Sirena · · 693 words · 3 min
Start with the deer. It's the only animal that gives you optionality.
In 2014, Christoph Janz wrote a post — “Five Ways to Build a $100M Business” — that’s still the cleanest mental model I know for picking your B2B customer. He followed it up with Three More Ways because the framework worked too well to leave at five. Read both.
The frame is simple: you can build a very large company by selling to very few huge customers, or to many tiny ones, or to anything in between. Each tier has its own physics — pricing, sales motion, financing, defensibility. Janz called the tiers animals.

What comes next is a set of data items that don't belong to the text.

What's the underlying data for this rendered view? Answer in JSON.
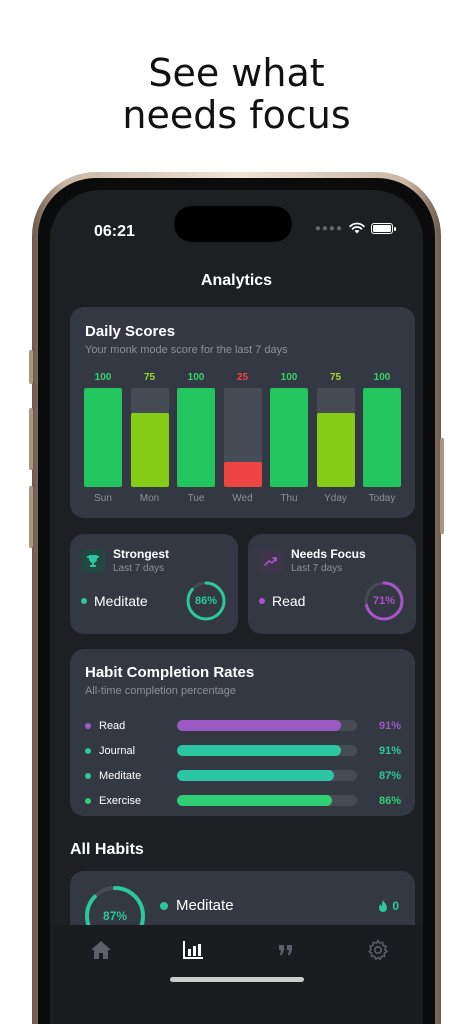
{
  "headline": {
    "line1": "See what",
    "line2": "needs focus"
  },
  "status_bar": {
    "time": "06:21"
  },
  "nav": {
    "title": "Analytics"
  },
  "daily_scores": {
    "title": "Daily Scores",
    "subtitle": "Your monk mode score for the last 7 days",
    "chart_data": {
      "type": "bar",
      "categories": [
        "Sun",
        "Mon",
        "Tue",
        "Wed",
        "Thu",
        "Yday",
        "Today"
      ],
      "values": [
        100,
        75,
        100,
        25,
        100,
        75,
        100
      ],
      "ylim": [
        0,
        100
      ],
      "colors": [
        "#22c55e",
        "#84cc16",
        "#22c55e",
        "#ef4444",
        "#22c55e",
        "#84cc16",
        "#22c55e"
      ],
      "label_colors": [
        "#34d36b",
        "#a3d62a",
        "#34d36b",
        "#ef4444",
        "#34d36b",
        "#a3d62a",
        "#34d36b"
      ]
    },
    "labels": {
      "v0": "100",
      "v1": "75",
      "v2": "100",
      "v3": "25",
      "v4": "100",
      "v5": "75",
      "v6": "100",
      "d0": "Sun",
      "d1": "Mon",
      "d2": "Tue",
      "d3": "Wed",
      "d4": "Thu",
      "d5": "Yday",
      "d6": "Today"
    }
  },
  "strongest": {
    "title": "Strongest",
    "subtitle": "Last 7 days",
    "habit": "Meditate",
    "percent": 86,
    "percent_label": "86%",
    "color": "#2bc7a1",
    "icon": "trophy-icon"
  },
  "needs_focus": {
    "title": "Needs Focus",
    "subtitle": "Last 7 days",
    "habit": "Read",
    "percent": 71,
    "percent_label": "71%",
    "color": "#a855c7",
    "icon": "trend-up-icon"
  },
  "completion_rates": {
    "title": "Habit Completion Rates",
    "subtitle": "All-time completion percentage",
    "items": [
      {
        "name": "Read",
        "value": 91,
        "label": "91%",
        "color": "#9b59c6"
      },
      {
        "name": "Journal",
        "value": 91,
        "label": "91%",
        "color": "#2bc7a1"
      },
      {
        "name": "Meditate",
        "value": 87,
        "label": "87%",
        "color": "#2bc7a1"
      },
      {
        "name": "Exercise",
        "value": 86,
        "label": "86%",
        "color": "#2fcf74"
      }
    ]
  },
  "all_habits": {
    "title": "All Habits",
    "first": {
      "name": "Meditate",
      "percent": 87,
      "percent_label": "87%",
      "streak": "0",
      "streak_icon": "flame-icon",
      "color": "#2bc7a1"
    }
  },
  "tabs": [
    {
      "name": "home-icon",
      "active": false
    },
    {
      "name": "chart-icon",
      "active": true
    },
    {
      "name": "quote-icon",
      "active": false
    },
    {
      "name": "gear-icon",
      "active": false
    }
  ]
}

ARPU / year animal who they are ───────────────────────────────────────────────────────────── $1M+ 🦕 dinosaur a government, a national telco $100k+ 🐋 whale Fortune 500, sovereign banks $10k+ 🐘 elephant insurance, mid-market enterprise $1k+ 🦌 deer ←★ a car dealership, a mid-SMB $100+ 🐰 rabbit a single mall storefront $10+ 🐭 mouse a solo microbusiness $1+ 🦠 microbe end consumers, freemium individuals
The first rule: you don’t pick your animal once a quarter — you pick it for a decade. Moving up or down the chart takes 5 to 15 years. The infrastructure you build for one animal is wrong for the others. Sales motion, support, pricing, integrations, billing — all of it bakes the choice in.
Most companies stay in the lane they started in. A few break out:
-
Tienda Nube started near the mouse — solo entrepreneurs and microbusinesses needing a storefront. Today they have much bigger merchants. The trip up took years, and their CEO tells the story in stages: prehistory, the long climb, then explosion. That kind of move is rare and slow.
-
WhatsApp / Meta is the opposite playbook: start at both ends of the chart at once. Consumers (microbe) on one side, the API for dinosaurs and elephants on the other. Big-tech can do that because they have the capital to maintain two product lines from day one. You almost certainly can’t.
why the deer is the right starting animal
I’m biased, but I think most founders should start at the deer. ARPU around $10k a year. The math gets very nice very fast:
- 20 customers → default alive
- 80–100 customers → $1M ARR
- 300–400 customers → multi-million-dollar company
That’s a real business with a manageable number of customer relationships. You can know each one. Your sales motion is human but not bespoke. You’re not building custom software for every account.
The bigger reason: the deer is the only animal that keeps optionality.
- Once you’ve built for the deer, going down to rabbits and mice is a product simplification problem. You already understand the workflow; you strip it into self-serve. You know enough about the segment to know what to remove.
- Going up to elephants is a customization layer on top of a real platform. You know your engine works; you wrap it in services and SOC 2 and a sales rep who flies on planes.
Either move is hard, but they’re both available. Start at the elephant and you’re stuck building custom forever. Start at the mouse and you spend years burning capital before the flywheel even decides whether it’ll spin.
what kills the other ends
- Elephant-first companies often hit $5M–$10M ARR fast in LatAm and stall. The deals are big and bespoke, and they accidentally build a consultancy with software attached. Hard to escape.
- Mouse / microbe-first companies need very deep funding for very long periods. They have to nail self-serve, get distribution at scale, and survive the early years where revenue is thin. When they work, they go enormous; the survival rate is brutal.
Neither is wrong, but both are bets on a specific kind of capital and a specific kind of operator. The deer is the bet for someone who wants the company to be durable before it’s huge.
the rule
Pick your animal on purpose. Build the company for that animal. Plan to spend a decade with it. If you’re unsure — start with the deer. You’ll thank yourself when you need to move, in either direction.